Wegen seiner jüdischen Abstammung wurde Ginsburg im zunehmend antisemitischen Klima des Jahres 1947 nicht zum Professor in Gorki ernannt, obwohl er bereits seit 1946 Vorlesungen gehalten hatte. Der Grund, dass er weiter wissenschaftlich arbeiten konnte und keinen weiteren Repressalien ausgesetzt war, war seine Mitarbeit (zusammen mit Andrei Sacharow) in der Gruppe um seinen Mentor Igor Tamm an der sowjetischen Wasserstoffbombe. Diese wurde 1953 erfolgreich getestet. Erst nach Stalins Tod 1953 wendete sich das Schicksal für Ginsburg, er wurde zum Mitglied der Akademie der Wissenschaften gewählt und seine Frau konnte aus dem Exil in Gorki nach Moskau zurückkehren. 1971 wurde Ginsburg Nachfolger von Igor Tamm als Leiter des Lebedew-Instituts. Diese Position hatte er bis 1988 inne. 2003 wurde er zusammen mit Alexei Alexejewitsch Abrikossow und Anthony James Leggett für seine grundlegenden Arbeiten zur Supraleitung, der phänomenologischen Ginsburg-Landau-Theorie, mit dem Nobelpreis für Physik geehrt.

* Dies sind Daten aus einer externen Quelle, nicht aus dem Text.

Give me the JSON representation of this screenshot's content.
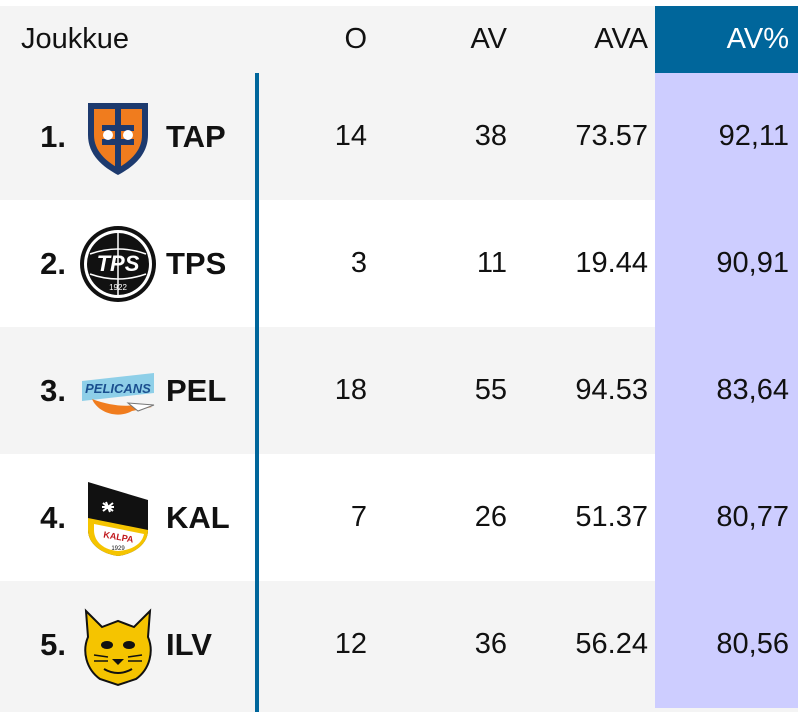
{
  "headers": {
    "team": "Joukkue",
    "games": "O",
    "av": "AV",
    "ava": "AVA",
    "av_pct": "AV%"
  },
  "rows": [
    {
      "rank": "1.",
      "abbr": "TAP",
      "games": "14",
      "av": "38",
      "ava": "73.57",
      "av_pct": "92,11",
      "logo": "tappara-logo"
    },
    {
      "rank": "2.",
      "abbr": "TPS",
      "games": "3",
      "av": "11",
      "ava": "19.44",
      "av_pct": "90,91",
      "logo": "tps-logo"
    },
    {
      "rank": "3.",
      "abbr": "PEL",
      "games": "18",
      "av": "55",
      "ava": "94.53",
      "av_pct": "83,64",
      "logo": "pelicans-logo"
    },
    {
      "rank": "4.",
      "abbr": "KAL",
      "games": "7",
      "av": "26",
      "ava": "51.37",
      "av_pct": "80,77",
      "logo": "kalpa-logo"
    },
    {
      "rank": "5.",
      "abbr": "ILV",
      "games": "12",
      "av": "36",
      "ava": "56.24",
      "av_pct": "80,56",
      "logo": "ilves-logo"
    }
  ],
  "logo_text": {
    "tps": "TPS",
    "tps_year": "1922",
    "pelicans": "PELICANS",
    "kalpa": "KALPA",
    "kalpa_year": "1929"
  },
  "colors": {
    "header_accent": "#00669b",
    "highlight_column": "#cdcdff",
    "row_alt": "#f4f4f4"
  }
}
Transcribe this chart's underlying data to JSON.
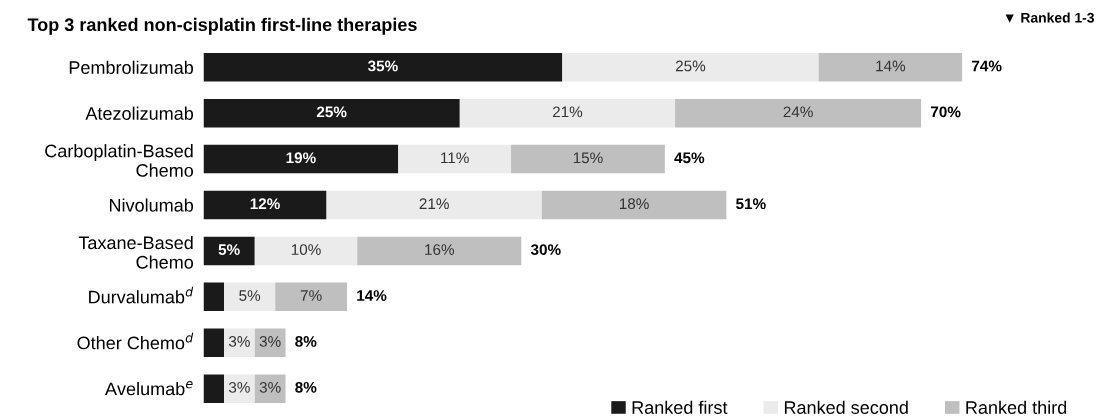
{
  "chart_data": {
    "type": "bar",
    "orientation": "horizontal",
    "stacked": true,
    "title": "Top 3 ranked non-cisplatin first-line therapies",
    "annotations": [
      "▼ Ranked 1-3"
    ],
    "categories": [
      "Pembrolizumab",
      "Atezolizumab",
      "Carboplatin-Based\nChemo",
      "Nivolumab",
      "Taxane-Based\nChemo",
      "Durvalumab$^{d}$",
      "Other Chemo$^{d}$",
      "Avelumab$^{e}$"
    ],
    "series": [
      {
        "name": "Ranked first",
        "color": "#1a1a1a",
        "values": [
          35,
          25,
          19,
          12,
          5,
          2,
          2,
          2
        ],
        "value_labels": [
          "35%",
          "25%",
          "19%",
          "12%",
          "5%",
          null,
          null,
          null
        ]
      },
      {
        "name": "Ranked second",
        "color": "#ebebeb",
        "values": [
          25,
          21,
          11,
          21,
          10,
          5,
          3,
          3
        ],
        "value_labels": [
          "25%",
          "21%",
          "11%",
          "21%",
          "10%",
          "5%",
          "3%",
          "3%"
        ]
      },
      {
        "name": "Ranked third",
        "color": "#bfbfbf",
        "values": [
          14,
          24,
          15,
          18,
          16,
          7,
          3,
          3
        ],
        "value_labels": [
          "14%",
          "24%",
          "15%",
          "18%",
          "16%",
          "7%",
          "3%",
          "3%"
        ]
      }
    ],
    "totals": [
      "74%",
      "70%",
      "45%",
      "51%",
      "30%",
      "14%",
      "8%",
      "8%"
    ],
    "grid": false,
    "legend": "bottom right",
    "tick_labels": "y"
  }
}
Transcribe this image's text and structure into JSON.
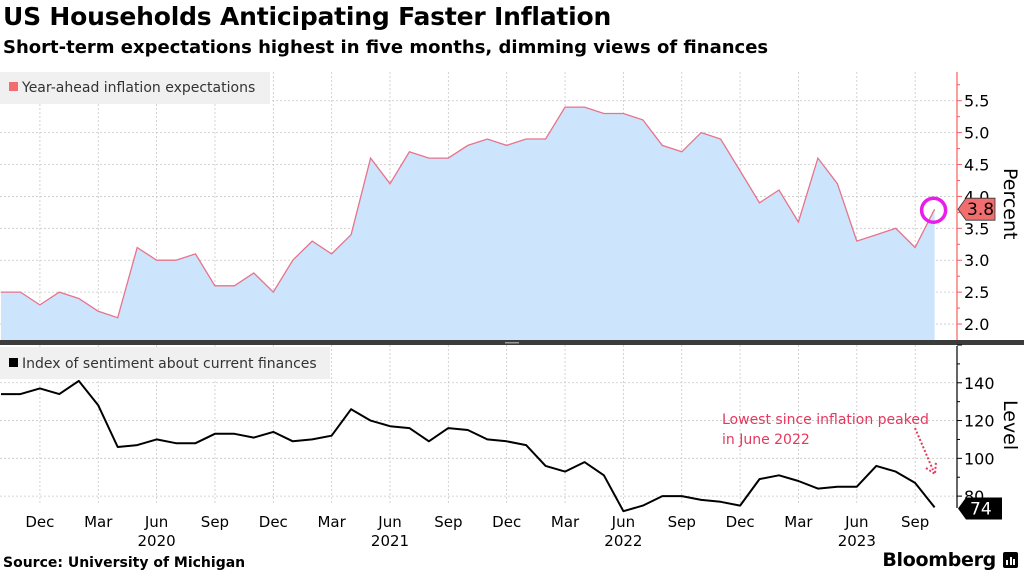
{
  "header": {
    "title": "US Households Anticipating Faster Inflation",
    "subtitle": "Short-term expectations highest in five months, dimming views of finances"
  },
  "footer": {
    "source": "Source: University of Michigan",
    "brand": "Bloomberg"
  },
  "colors": {
    "area_fill": "#cce4fc",
    "inflation_line": "#e8738a",
    "top_axis": "#ff5a5a",
    "sentiment_line": "#000000",
    "annotation": "#e8365d",
    "highlight_circle": "#e81ee8",
    "grid": "#c8c8c8"
  },
  "chart_data": [
    {
      "type": "area",
      "panel": "top",
      "legend": "Year-ahead inflation expectations",
      "legend_placement": "top-left",
      "ylabel": "Percent",
      "ylim": [
        1.75,
        5.95
      ],
      "yticks": [
        "2.0",
        "2.5",
        "3.0",
        "3.5",
        "4.0",
        "4.5",
        "5.0",
        "5.5"
      ],
      "grid": true,
      "last_value_label": "3.8",
      "x": [
        "2019-10",
        "2019-11",
        "2019-12",
        "2020-01",
        "2020-02",
        "2020-03",
        "2020-04",
        "2020-05",
        "2020-06",
        "2020-07",
        "2020-08",
        "2020-09",
        "2020-10",
        "2020-11",
        "2020-12",
        "2021-01",
        "2021-02",
        "2021-03",
        "2021-04",
        "2021-05",
        "2021-06",
        "2021-07",
        "2021-08",
        "2021-09",
        "2021-10",
        "2021-11",
        "2021-12",
        "2022-01",
        "2022-02",
        "2022-03",
        "2022-04",
        "2022-05",
        "2022-06",
        "2022-07",
        "2022-08",
        "2022-09",
        "2022-10",
        "2022-11",
        "2022-12",
        "2023-01",
        "2023-02",
        "2023-03",
        "2023-04",
        "2023-05",
        "2023-06",
        "2023-07",
        "2023-08",
        "2023-09",
        "2023-10"
      ],
      "values": [
        2.5,
        2.5,
        2.3,
        2.5,
        2.4,
        2.2,
        2.1,
        3.2,
        3.0,
        3.0,
        3.1,
        2.6,
        2.6,
        2.8,
        2.5,
        3.0,
        3.3,
        3.1,
        3.4,
        4.6,
        4.2,
        4.7,
        4.6,
        4.6,
        4.8,
        4.9,
        4.8,
        4.9,
        4.9,
        5.4,
        5.4,
        5.3,
        5.3,
        5.2,
        4.8,
        4.7,
        5.0,
        4.9,
        4.4,
        3.9,
        4.1,
        3.6,
        4.6,
        4.2,
        3.3,
        3.4,
        3.5,
        3.2,
        3.8
      ]
    },
    {
      "type": "line",
      "panel": "bottom",
      "legend": "Index of sentiment about current finances",
      "legend_placement": "top-left",
      "ylabel": "Level",
      "ylim": [
        70,
        160
      ],
      "yticks": [
        "80",
        "100",
        "120",
        "140"
      ],
      "grid": true,
      "last_value_label": "74",
      "annotation": {
        "lines": [
          "Lowest since inflation peaked",
          "in June 2022"
        ]
      },
      "x": [
        "2019-10",
        "2019-11",
        "2019-12",
        "2020-01",
        "2020-02",
        "2020-03",
        "2020-04",
        "2020-05",
        "2020-06",
        "2020-07",
        "2020-08",
        "2020-09",
        "2020-10",
        "2020-11",
        "2020-12",
        "2021-01",
        "2021-02",
        "2021-03",
        "2021-04",
        "2021-05",
        "2021-06",
        "2021-07",
        "2021-08",
        "2021-09",
        "2021-10",
        "2021-11",
        "2021-12",
        "2022-01",
        "2022-02",
        "2022-03",
        "2022-04",
        "2022-05",
        "2022-06",
        "2022-07",
        "2022-08",
        "2022-09",
        "2022-10",
        "2022-11",
        "2022-12",
        "2023-01",
        "2023-02",
        "2023-03",
        "2023-04",
        "2023-05",
        "2023-06",
        "2023-07",
        "2023-08",
        "2023-09",
        "2023-10"
      ],
      "values": [
        134,
        134,
        137,
        134,
        141,
        128,
        106,
        107,
        110,
        108,
        108,
        113,
        113,
        111,
        114,
        109,
        110,
        112,
        126,
        120,
        117,
        116,
        109,
        116,
        115,
        110,
        109,
        107,
        96,
        93,
        98,
        91,
        72,
        75,
        80,
        80,
        78,
        77,
        75,
        89,
        91,
        88,
        84,
        85,
        85,
        96,
        93,
        87,
        74
      ]
    }
  ],
  "x_axis": {
    "month_ticks": [
      "Dec",
      "Mar",
      "Jun",
      "Sep",
      "Dec",
      "Mar",
      "Jun",
      "Sep",
      "Dec",
      "Mar",
      "Jun",
      "Sep",
      "Dec",
      "Mar",
      "Jun",
      "Sep"
    ],
    "year_labels": [
      "2020",
      "2021",
      "2022",
      "2023"
    ]
  }
}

Gemeinsam mit anderen Mitgliedern der Akademie der Wissenschaften wandte er sich 2007 in einem Brief an Präsident Wladimir Putin gegen die zunehmende Klerikalisierung der russischen Gesellschaft und verwahrte sich gegen ihren Einfluss auf die Wissenschaften.[1] Er kritisierte Versuche der russisch-orthodoxen Kirche, im Widerspruch zur Verfassung des Landes, die eine Trennung von Kirche und Staat vorsieht, in allen Schulen Russlands Grundlagen der orthodoxen Kultur als obligatorisches Fach einzuführen. Dabei verwiesen die Wissenschaftler auf die Existenz vieler Glaubensrichtungen in Russland und auf die Tatsache, dass die Mehrheit der Bevölkerung Atheisten seien. In dem Brief heißt es "Eigentlich gründen sich alle Errungenschaften der modernen Wissenschaft im Weltmaßstab auf der materialistischen Weltanschauung. Es gibt nichts anderes in der modernen Wissenschaft."
Privatleben
Witali Ginsburg war von 1937 bis 1946 mit Olga Samscha verheiratet, die er während des Studiums kennenlernte. Mit ihr hat er eine Tochter, Irina Dorman, geboren 1939. 1946 heiratete er Nina Iwanowna Jermakowa und wurde zur Zielscheibe des MGB (das Ministerium für Staatssicherheit), obwohl er bereits seit 1942 Parteimitglied der WKP(b) (später KPdSU) war. Der Vater seiner Frau war 1942 in einem Internierungslager gestorben, seine Frau selbst war 1944 wegen der Planung eines angeblichen Mordanschlags auf Josef Stalin interniert und erst 1945 unter strengen Auflagen wieder freigelassen worden. Sie wurde erst 1956 – drei Jahre nach Stalins Tod – im Rahmen einer Generalamnestie rehabilitiert.